Friday the 13th. The day everyone laughs at and yet warily eyes on the calendar. Origins of the fear are uncertain, but many believe that 13 is simply an irregular number, one that is a stark contrast to the twelve apostles, twelve months in a year, twelve tribes of Israel, twelve signs of the Zodiac. Some believe that there were 13 people at the Last Supper, and we all know how that turned out. Da Vinci got a painting. Whatever the origins the day, I’m just happy it is Friday and that we have another edition of Headlines in History.
Tulsa Daily World:
I like the mentality behind this Christmas ad. It wasn’t “shop early and save money you greedy pigs!” Instead, there was a human element involved: “Shop early and save the clerks.” Bravo.
The Seattle Star:
Some people are shocked when I say I hate dogs. I direct their attention to stories like this one and remind them that I was once a paper boy.
The San Francisco Call:
I imagine this story arose out of a bet. “Hey Jacques, Americans are very stupid.” “Yes Pierre, I agree. Let us play a joke on them.” “How about we tell them that if they pretend to be a jackass or monkey, they won’t go deaf.” “Hahahahahaha. I bet they put it on the front page of a newspaper.” “Silly Americans!”
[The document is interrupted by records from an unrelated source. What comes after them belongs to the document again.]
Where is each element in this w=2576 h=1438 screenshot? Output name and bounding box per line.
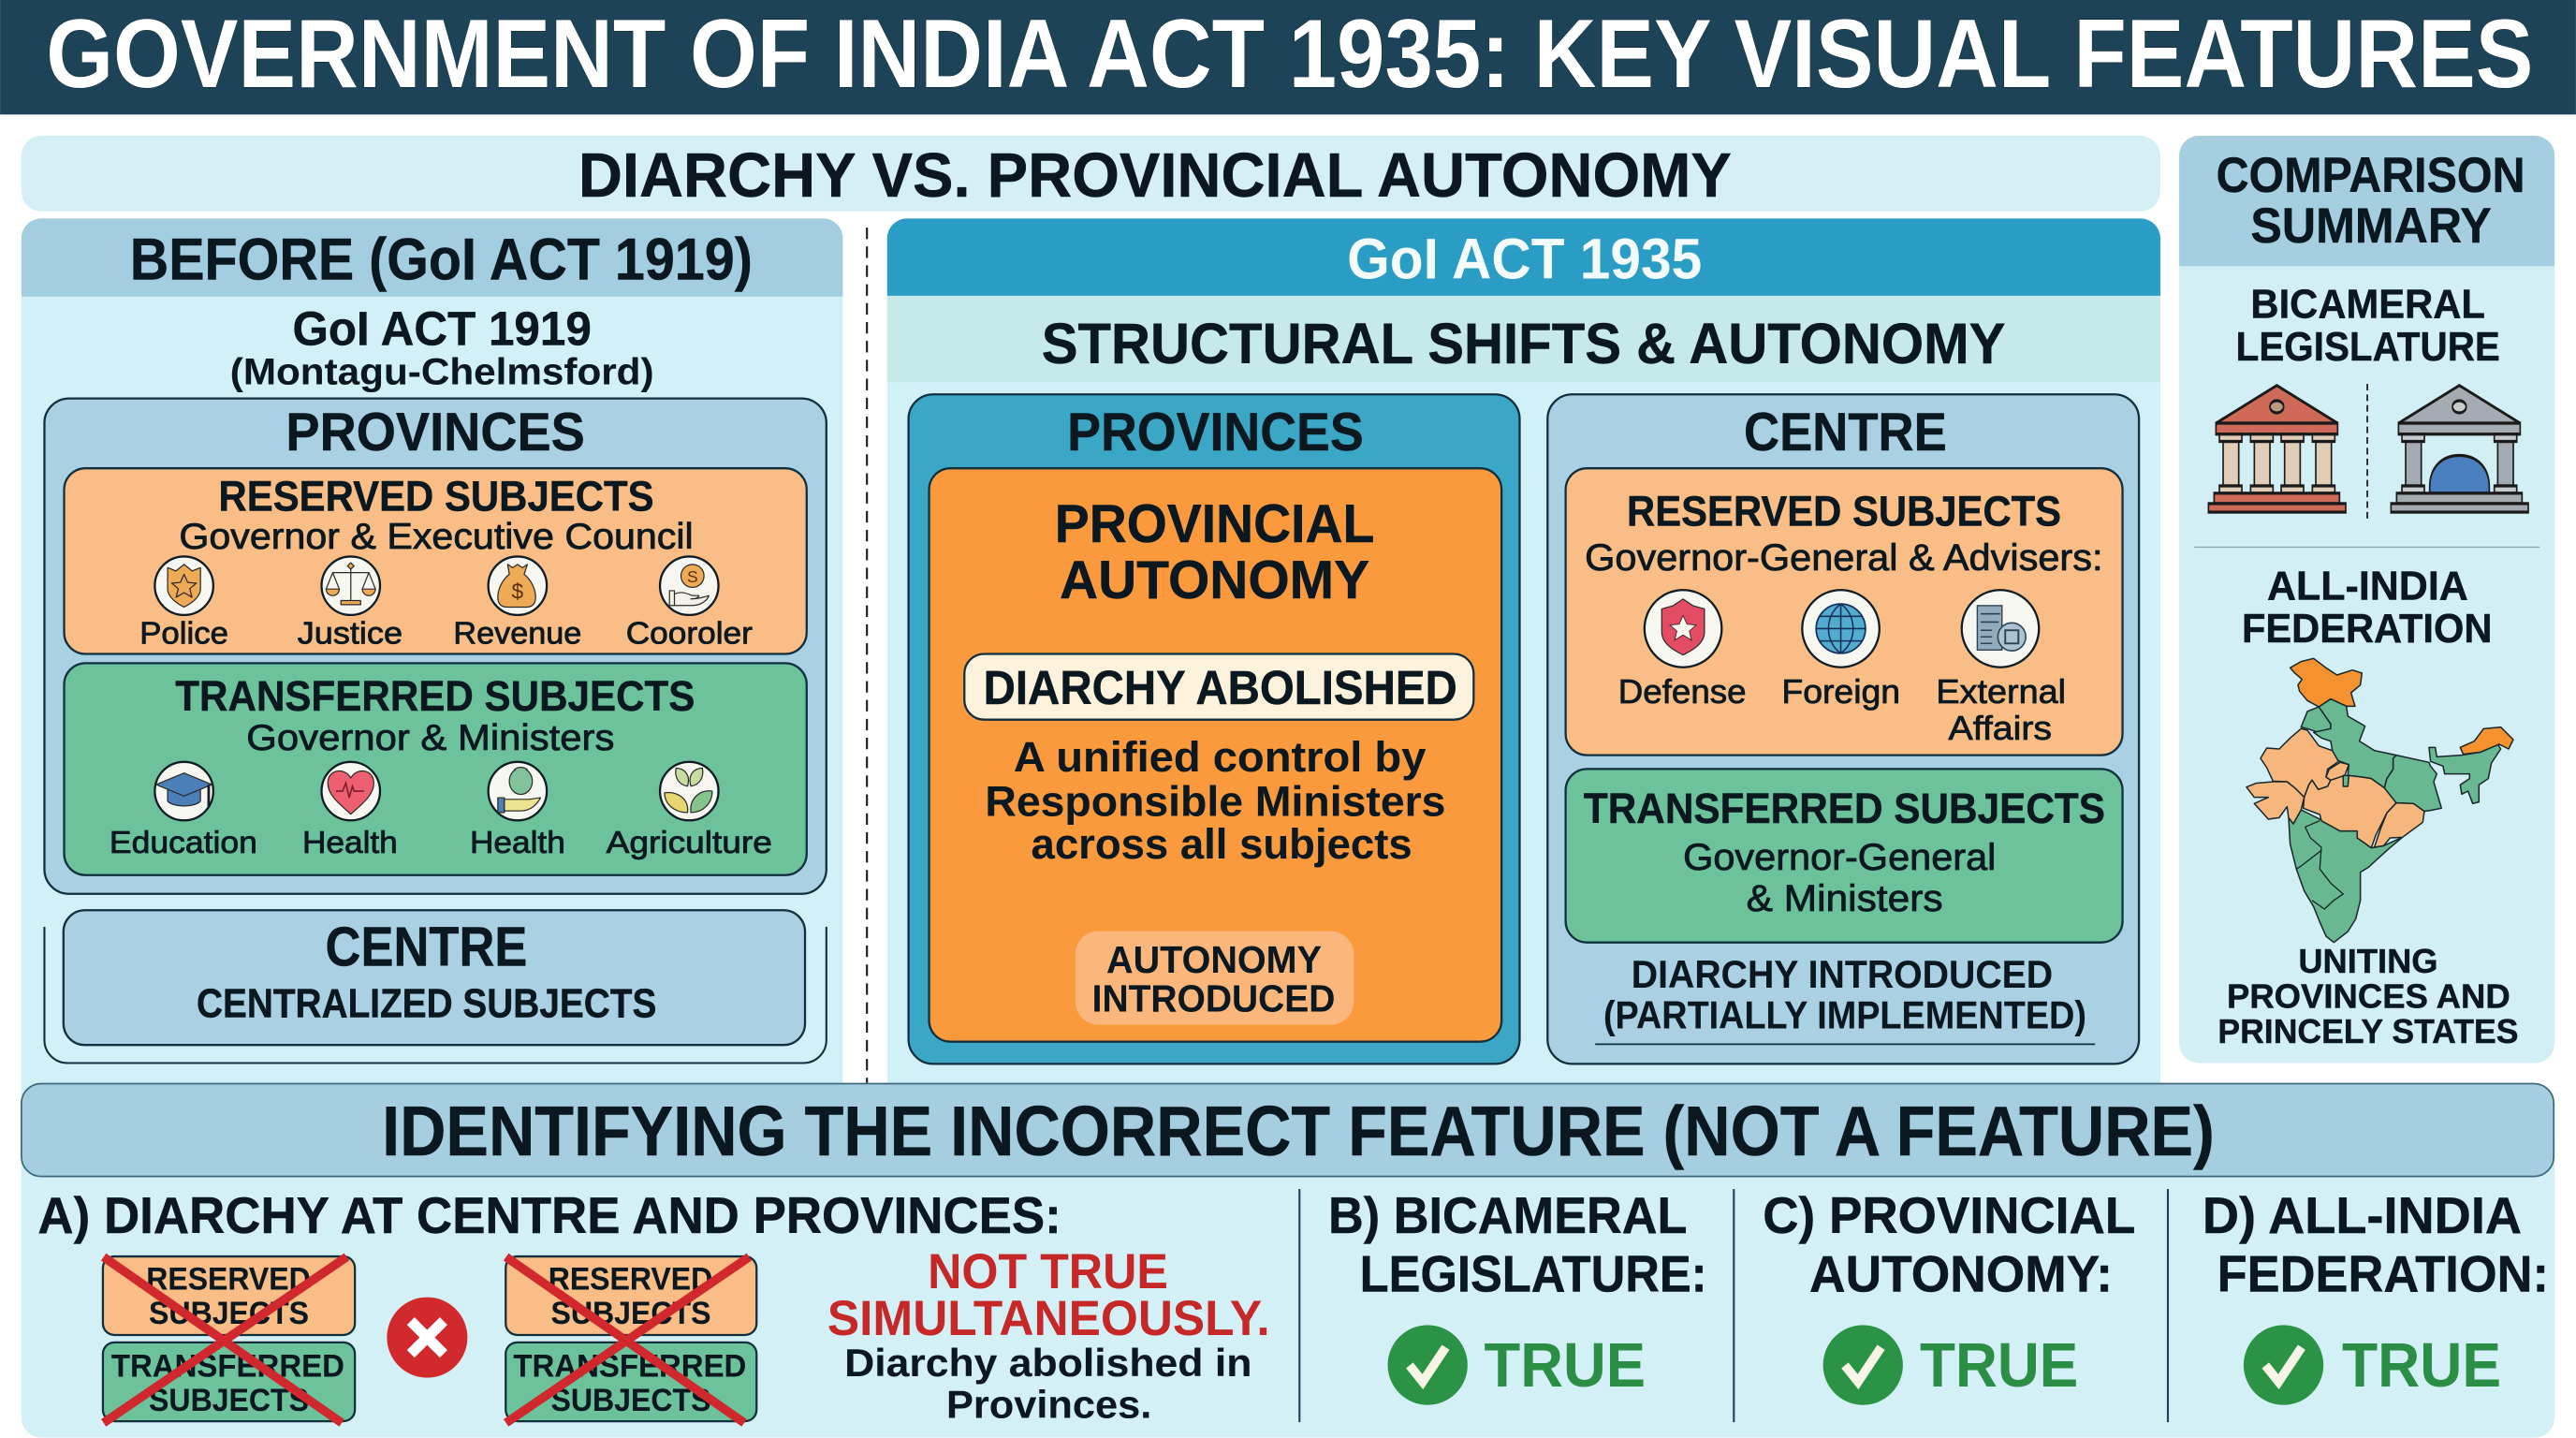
option C: AUTONOMY: (1809, 1245, 2113, 1302)
badge: diarchy abolished: DIARCHY ABOLISHED (984, 661, 1457, 714)
heading: comparison summary (2217, 148, 2525, 254)
option A (37, 1187, 1270, 1427)
icon: money bag: $ (512, 580, 524, 604)
box: provinces 1935 (909, 394, 1519, 1064)
box: transferred subjects 1935: TRANSFERRED SUBJECTS (1584, 785, 2105, 832)
heading: comparison summary: SUMMARY (2250, 198, 2492, 254)
labels: centre reserved subjects: Foreign (1781, 672, 1900, 711)
box: centre 1919: CENTRALIZED SUBJECTS (197, 980, 656, 1026)
labels: reserved subjects (139, 616, 753, 651)
icon: heart with pulse (322, 762, 380, 820)
panel: identifying the incorrect feature (22, 1083, 2554, 1438)
labels: reserved subjects: Justice (298, 616, 402, 651)
option A: A) DIARCHY AT CENTRE AND PROVINCES: (37, 1187, 1061, 1244)
labels: reserved subjects: Revenue (453, 616, 581, 651)
caption: uniting provinces (2217, 942, 2519, 1050)
box: provinces 1935: PROVINCES (1067, 403, 1364, 462)
labels: transferred subjects: Education (110, 826, 257, 860)
option D: FEDERATION: (2217, 1245, 2549, 1302)
text: not true simultaneously: Diarchy abolished in (844, 1341, 1251, 1385)
box: transferred subjects 1935 (1566, 769, 2123, 943)
text: unified control: Responsible Ministers (985, 778, 1445, 826)
badge: autonomy introduced: INTRODUCED (1092, 977, 1335, 1020)
icon: coin over hand: S (687, 567, 698, 586)
text: diarchy introduced (1595, 952, 2095, 1044)
subheading: GoI Act 1919: GoI ACT 1919 (292, 302, 592, 356)
badge: true (1388, 1325, 1646, 1405)
icon: money bag (489, 556, 547, 615)
text: diarchy introduced: DIARCHY INTRODUCED (1632, 952, 2053, 996)
heading: structural shifts: STRUCTURAL SHIFTS & AUTONOMY (1042, 312, 2005, 376)
badge: true: TRUE (1485, 1331, 1646, 1401)
icon: coin over hand (660, 556, 719, 615)
badge: true (2244, 1325, 2501, 1405)
icon: red cross (387, 1298, 467, 1378)
text: unified control (985, 733, 1445, 868)
labels: centre reserved subjects: Affairs (1949, 709, 2052, 747)
text: unified control: across all subjects (1032, 820, 1412, 868)
badge: true: TRUE (2342, 1331, 2501, 1401)
box: reserved subjects 1935: RESERVED SUBJECTS (1627, 487, 2061, 535)
labels: reserved subjects: Cooroler (626, 616, 753, 651)
caption: uniting provinces: UNITING (2298, 942, 2438, 980)
section heading: diarchy vs provincial autonomy (22, 136, 2160, 212)
crossed boxes: first pair (103, 1256, 355, 1423)
icon: upper house building (2208, 386, 2346, 512)
badge: autonomy introduced: AUTONOMY (1106, 938, 1322, 981)
crossed boxes: first pair: TRANSFERRED (111, 1349, 344, 1385)
heading: all-india federation (2242, 564, 2492, 652)
heading: bicameral legislature (2236, 281, 2500, 370)
icon: foreign globe (1802, 590, 1880, 668)
box: reserved subjects 1919: RESERVED SUBJECTS (218, 472, 654, 520)
crossed boxes: first pair: SUBJECTS (149, 1383, 309, 1418)
crossed boxes: second pair: SUBJECTS (551, 1383, 710, 1418)
heading: all-india federation: ALL-INDIA (2267, 564, 2468, 609)
badge: true: TRUE (1920, 1331, 2078, 1401)
box: provincial autonomy (929, 468, 1501, 1042)
labels: centre reserved subjects (1618, 672, 2066, 747)
heading: bicameral legislature: BICAMERAL (2250, 281, 2485, 327)
badge: autonomy introduced (1076, 932, 1354, 1025)
heading: bicameral legislature: LEGISLATURE (2236, 324, 2500, 370)
icon: map of India (2247, 658, 2513, 943)
box: reserved subjects 1935: Governor-General & Advisers: (1585, 537, 2102, 579)
box: provincial autonomy: AUTONOMY (1060, 550, 1369, 610)
labels: transferred subjects: Health (470, 826, 565, 860)
text: not true simultaneously: SIMULTANEOUSLY. (827, 1291, 1270, 1346)
box: transferred subjects 1919 (65, 663, 807, 875)
option B: LEGISLATURE: (1360, 1245, 1707, 1302)
heading: GoI Act 1935: GoI ACT 1935 (1347, 227, 1702, 292)
heading band: incorrect feature (22, 1083, 2554, 1177)
divider: before and after (866, 227, 868, 1083)
box: reserved subjects 1935 (1566, 468, 2123, 756)
caption: uniting provinces: PRINCELY STATES (2217, 1012, 2519, 1050)
crossed boxes: first pair: SUBJECTS (149, 1296, 309, 1331)
crossed boxes: second pair: RESERVED (549, 1262, 712, 1298)
box: transferred subjects 1935: Governor-General (1683, 837, 1996, 878)
crossed boxes: second pair (505, 1256, 756, 1423)
option C: C) PROVINCIAL (1763, 1187, 2135, 1244)
box: transferred subjects 1919: Governor & Ministers (246, 718, 614, 758)
text: not true simultaneously: NOT TRUE (928, 1244, 1168, 1299)
option D: D) ALL-INDIA (2203, 1187, 2522, 1244)
option dividers (1299, 1189, 2168, 1422)
option C (1763, 1187, 2135, 1405)
labels: transferred subjects: Health (302, 826, 398, 860)
text: not true simultaneously: Provinces. (946, 1383, 1151, 1427)
box: transferred subjects 1935: & Ministers (1747, 878, 1943, 919)
box: provincial autonomy: PROVINCIAL (1055, 494, 1374, 554)
box: centre 1935 (1547, 394, 2139, 1064)
heading: before: BEFORE (GoI ACT 1919) (130, 227, 753, 292)
box: centre 1919 (44, 910, 827, 1064)
box: transferred subjects 1919: TRANSFERRED SUBJECTS (175, 672, 695, 720)
icon: external affairs documents (1962, 590, 2039, 668)
panel: comparison summary (2179, 136, 2554, 1064)
box: centre 1919: CENTRE (326, 915, 527, 977)
text: unified control: A unified control by (1014, 733, 1427, 781)
icon: graduation cap (154, 762, 213, 820)
subheading: GoI Act 1919: (Montagu-Chelmsford) (230, 352, 654, 393)
icon: scales of justice (322, 556, 380, 615)
panel: before GoI Act 1919 (22, 218, 842, 1117)
option B: B) BICAMERAL (1328, 1187, 1687, 1244)
divider: two houses (2366, 384, 2368, 521)
panel: GoI Act 1935 (887, 218, 2160, 1117)
heading: all-india federation: FEDERATION (2242, 606, 2492, 652)
labels: centre reserved subjects: Defense (1618, 672, 1747, 711)
box: reserved subjects 1919 (65, 468, 807, 654)
labels: reserved subjects: Police (139, 616, 228, 651)
subheading: GoI Act 1919 (230, 302, 654, 393)
heading band: incorrect feature: IDENTIFYING THE INCORRECT FEATURE (NOT A FEATURE) (382, 1092, 2215, 1170)
icon: lower house building (2391, 386, 2528, 512)
icon: hand holding health capsule (489, 762, 547, 820)
text: diarchy introduced: (PARTIALLY IMPLEMENTED) (1603, 993, 2086, 1037)
heading: comparison summary: COMPARISON (2217, 148, 2525, 203)
labels: centre reserved subjects: External (1936, 672, 2066, 711)
box: provinces 1919 (44, 399, 827, 894)
caption: uniting provinces: PROVINCES AND (2227, 977, 2510, 1016)
box: centre 1935: CENTRE (1744, 403, 1947, 462)
labels: transferred subjects: Agriculture (607, 826, 772, 860)
badge: true (1823, 1325, 2078, 1405)
section heading: diarchy vs provincial autonomy: DIARCHY VS. PROVINCIAL AUTONOMY (578, 141, 1732, 211)
option D (2203, 1187, 2549, 1405)
box: provinces 1919: PROVINCES (285, 403, 585, 462)
box: reserved subjects 1919: Governor & Executive Council (179, 517, 694, 557)
crossed boxes: first pair: RESERVED (146, 1262, 311, 1298)
labels: transferred subjects (110, 826, 772, 860)
crossed boxes: second pair: SUBJECTS (551, 1296, 710, 1331)
option B (1328, 1187, 1707, 1405)
icon: police badge (154, 556, 213, 615)
text: not true simultaneously (827, 1244, 1270, 1427)
crossed boxes: second pair: TRANSFERRED (513, 1349, 746, 1385)
icon: agriculture leaves (660, 762, 719, 820)
icon: defense shield (1645, 590, 1721, 668)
And now some assorted Christmas Advertisements:
Abbeville Progress (LA):
Not to be judgmental, but perhaps a better model would have done them better. This girl looks like she just woke up.
Hmmm, what’s that, Old Santa, electrical gifts are all the rage?
The Colfax Chronicle (Colfax, LA):
Please your husband with a nice pillow this Christmas. Can also be used to whack him when he is a misogynist schmuck and doesn’t give you kind treatment too.
The Appeal (Saint Paul, MN):
Creepy Santa sure seems eager to promote alcohol for Christmas.